Effect of combinations of antiviral drugs on herpes simplex encephalitis
Bryan M Gebhardt1, Federico Focher2, Richard Eberle3, Andrzej Manikowski4, George E Wright4
1LSU Eye Center, Department of Ophthalmology, Louisiana State University Health Sciences Center, New Orleans, LA, USA; 2Istituto di Genetica Molecolare, Consiglio Nazionale delle Ricerche, Pavia, Italy; 3Department of Veterinary Pathobiology, Center for Veterinary Health Sciences, Oklahoma State University, Stillwater, OK, USA; 4GLSynthesis Inc., Worcester, MA, USA
Abstract: 2-Phenylamino-6-oxo-9-(4-hydroxybutyl)purine (HBPG) is a thymidine kinase inhibitor that prevents encephalitic death in mice caused by herpes simplex virus (HSV) types 1 and 2, although its potency is somewhat less than that of acyclovir (ACV).

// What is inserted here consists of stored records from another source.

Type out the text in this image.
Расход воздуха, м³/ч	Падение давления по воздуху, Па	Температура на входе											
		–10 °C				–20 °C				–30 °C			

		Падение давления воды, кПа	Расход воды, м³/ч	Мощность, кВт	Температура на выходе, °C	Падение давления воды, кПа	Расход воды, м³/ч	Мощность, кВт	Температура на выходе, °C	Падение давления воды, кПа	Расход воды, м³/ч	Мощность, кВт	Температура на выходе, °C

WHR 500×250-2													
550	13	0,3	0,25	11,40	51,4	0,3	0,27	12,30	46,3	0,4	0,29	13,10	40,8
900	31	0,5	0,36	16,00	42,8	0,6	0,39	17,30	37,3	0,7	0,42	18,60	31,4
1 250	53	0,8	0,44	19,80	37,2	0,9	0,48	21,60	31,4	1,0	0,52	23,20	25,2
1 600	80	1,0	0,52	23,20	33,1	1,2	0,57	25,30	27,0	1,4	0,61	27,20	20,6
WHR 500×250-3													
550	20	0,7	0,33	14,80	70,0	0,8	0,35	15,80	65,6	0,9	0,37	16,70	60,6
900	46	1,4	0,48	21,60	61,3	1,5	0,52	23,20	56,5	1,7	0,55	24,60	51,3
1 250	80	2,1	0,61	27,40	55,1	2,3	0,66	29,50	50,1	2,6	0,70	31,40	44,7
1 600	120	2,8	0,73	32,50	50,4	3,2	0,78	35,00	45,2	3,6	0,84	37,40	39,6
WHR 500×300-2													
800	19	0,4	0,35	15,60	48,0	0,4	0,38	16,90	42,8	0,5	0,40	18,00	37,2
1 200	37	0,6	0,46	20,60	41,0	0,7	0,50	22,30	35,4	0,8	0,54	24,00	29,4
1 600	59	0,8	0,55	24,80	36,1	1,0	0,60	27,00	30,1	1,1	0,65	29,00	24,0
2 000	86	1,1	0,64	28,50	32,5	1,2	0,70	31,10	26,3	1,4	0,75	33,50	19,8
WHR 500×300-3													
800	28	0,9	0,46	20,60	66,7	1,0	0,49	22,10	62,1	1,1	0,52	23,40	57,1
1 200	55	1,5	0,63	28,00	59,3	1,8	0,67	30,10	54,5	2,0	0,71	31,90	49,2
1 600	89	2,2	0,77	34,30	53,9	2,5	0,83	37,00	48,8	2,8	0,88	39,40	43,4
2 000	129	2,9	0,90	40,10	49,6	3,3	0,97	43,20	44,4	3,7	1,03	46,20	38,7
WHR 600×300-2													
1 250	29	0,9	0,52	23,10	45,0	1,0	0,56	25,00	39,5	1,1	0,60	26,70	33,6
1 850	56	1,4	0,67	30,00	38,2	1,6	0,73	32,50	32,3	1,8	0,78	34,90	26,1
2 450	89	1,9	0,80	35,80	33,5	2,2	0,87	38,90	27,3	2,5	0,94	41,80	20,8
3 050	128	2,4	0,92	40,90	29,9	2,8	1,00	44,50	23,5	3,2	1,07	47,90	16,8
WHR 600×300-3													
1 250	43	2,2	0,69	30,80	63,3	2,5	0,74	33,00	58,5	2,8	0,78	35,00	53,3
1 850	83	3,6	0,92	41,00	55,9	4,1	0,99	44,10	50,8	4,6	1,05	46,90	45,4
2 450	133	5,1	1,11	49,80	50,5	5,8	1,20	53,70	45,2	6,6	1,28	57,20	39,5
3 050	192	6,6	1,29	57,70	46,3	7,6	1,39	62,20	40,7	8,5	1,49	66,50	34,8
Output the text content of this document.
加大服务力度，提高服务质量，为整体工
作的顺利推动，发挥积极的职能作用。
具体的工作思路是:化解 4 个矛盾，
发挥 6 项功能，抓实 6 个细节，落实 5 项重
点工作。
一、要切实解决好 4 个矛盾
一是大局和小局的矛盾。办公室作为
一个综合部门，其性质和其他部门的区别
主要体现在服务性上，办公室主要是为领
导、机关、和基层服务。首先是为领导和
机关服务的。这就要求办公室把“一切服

The present study was undertaken to determine the effect of combinations of HBPG and either ACV, phosphonoformate (PFA), or cidofovir (CDF) against HSV encephalitis. BALB/c mice were given ocular infections with HSV-1 or HSV-2, and treated twice daily intraperitoneally for five days with HBPG, alone or in combination with ACV, PFA, or CDF. Animals were observed daily for up to 30 days, and the day of death of each was recorded. All of the combinations showed additivity, and the combination of HBPG + ACV appeared to be synergistic, ie, protected more mice against HSV-1 encephalitis compared with each drug given alone. Delay of treatment with HBPG for up to two days was still effective in preventing HSV-2 encephalitis. The combination of the thymidine kinase inhibitor HBPG and the antiherpes drug ACV may have synergistic activity against HSV encephalitis. The development of a potent and safe combination therapy for the prevention and/or treatment of HSV infection of the central nervous system can improve the outcome of this infection in humans.